Despite The Fed's declaration that inflation was a clear, present and future danger, most Americans have continued to do what they've done for the past decade, that is, work, earn borrow and buy.
In doing so, they have forced the Fed's hand. After raising interest rates five times by a quarter-point since June, it had to show it meant business. Its sixth effort was a half point; the Fed hinted of more to come.
The intent is to save the economy, not pitch it into recession, but the latter is a possibility when using imprecise instruments to direct the course of so massive an economy. The effort is inherently risky.
The situation also leaves questions about the power of monetary policy, especially why previous increases were ineffective in slowing the economic expansion to what is deemed a sustainable rate of growth.

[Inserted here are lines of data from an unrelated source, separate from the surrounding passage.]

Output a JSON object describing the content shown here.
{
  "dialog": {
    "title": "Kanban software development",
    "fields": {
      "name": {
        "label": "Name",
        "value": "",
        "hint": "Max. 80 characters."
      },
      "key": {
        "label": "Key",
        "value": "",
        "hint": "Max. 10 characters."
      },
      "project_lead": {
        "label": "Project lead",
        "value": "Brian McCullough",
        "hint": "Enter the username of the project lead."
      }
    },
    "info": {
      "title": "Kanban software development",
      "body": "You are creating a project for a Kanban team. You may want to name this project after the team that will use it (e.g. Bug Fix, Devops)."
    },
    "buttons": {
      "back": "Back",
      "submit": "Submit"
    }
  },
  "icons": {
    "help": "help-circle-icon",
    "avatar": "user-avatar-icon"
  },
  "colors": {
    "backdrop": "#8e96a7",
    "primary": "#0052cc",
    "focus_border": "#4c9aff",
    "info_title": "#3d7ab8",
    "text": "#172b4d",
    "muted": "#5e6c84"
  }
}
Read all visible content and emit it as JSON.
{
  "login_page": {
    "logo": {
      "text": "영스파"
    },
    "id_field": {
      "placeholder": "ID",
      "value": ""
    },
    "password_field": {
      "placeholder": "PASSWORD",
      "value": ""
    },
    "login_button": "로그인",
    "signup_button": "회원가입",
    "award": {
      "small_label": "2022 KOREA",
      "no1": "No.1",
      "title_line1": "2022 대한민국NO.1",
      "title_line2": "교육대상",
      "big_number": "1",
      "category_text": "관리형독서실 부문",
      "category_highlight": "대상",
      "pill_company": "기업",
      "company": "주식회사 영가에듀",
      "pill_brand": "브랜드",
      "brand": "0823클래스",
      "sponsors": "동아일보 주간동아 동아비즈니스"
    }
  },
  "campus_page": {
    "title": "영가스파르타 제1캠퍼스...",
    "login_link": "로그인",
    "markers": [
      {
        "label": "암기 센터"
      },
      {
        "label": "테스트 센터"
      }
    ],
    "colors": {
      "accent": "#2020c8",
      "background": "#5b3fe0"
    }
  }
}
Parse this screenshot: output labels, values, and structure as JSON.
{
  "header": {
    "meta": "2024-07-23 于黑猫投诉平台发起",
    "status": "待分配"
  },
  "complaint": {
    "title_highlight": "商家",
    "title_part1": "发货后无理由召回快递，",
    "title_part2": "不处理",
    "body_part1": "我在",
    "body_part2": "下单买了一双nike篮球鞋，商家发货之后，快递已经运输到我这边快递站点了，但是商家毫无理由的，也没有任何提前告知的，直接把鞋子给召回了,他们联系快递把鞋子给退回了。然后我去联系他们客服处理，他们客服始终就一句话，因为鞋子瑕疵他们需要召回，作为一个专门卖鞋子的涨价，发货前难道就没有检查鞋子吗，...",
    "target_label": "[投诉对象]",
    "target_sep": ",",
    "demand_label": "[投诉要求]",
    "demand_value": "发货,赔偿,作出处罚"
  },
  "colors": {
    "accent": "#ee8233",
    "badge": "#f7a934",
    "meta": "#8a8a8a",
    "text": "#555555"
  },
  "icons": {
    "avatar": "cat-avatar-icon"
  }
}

The Fed seems to insist that there remains one eternal truth, it being that at some point there just won't be enough manpower and other resources.
That is, there are limits for which even technological genius has no answers. Productivity gains can lift the economy to higher operating levels, but the process can continue only with diminishing returns.
Anticipating that time, the Fed more than ever insists on a slowdown to allow the nation's resources to catch up and the expansion to continue. And so it employs ''prescribed burns,'' or higher interest rates.
When that term is used today most people think of the unfortunate events at Los Alamos, N.M., where brush fires, set intentionally with the aim of averting more serious fires, raged out of control.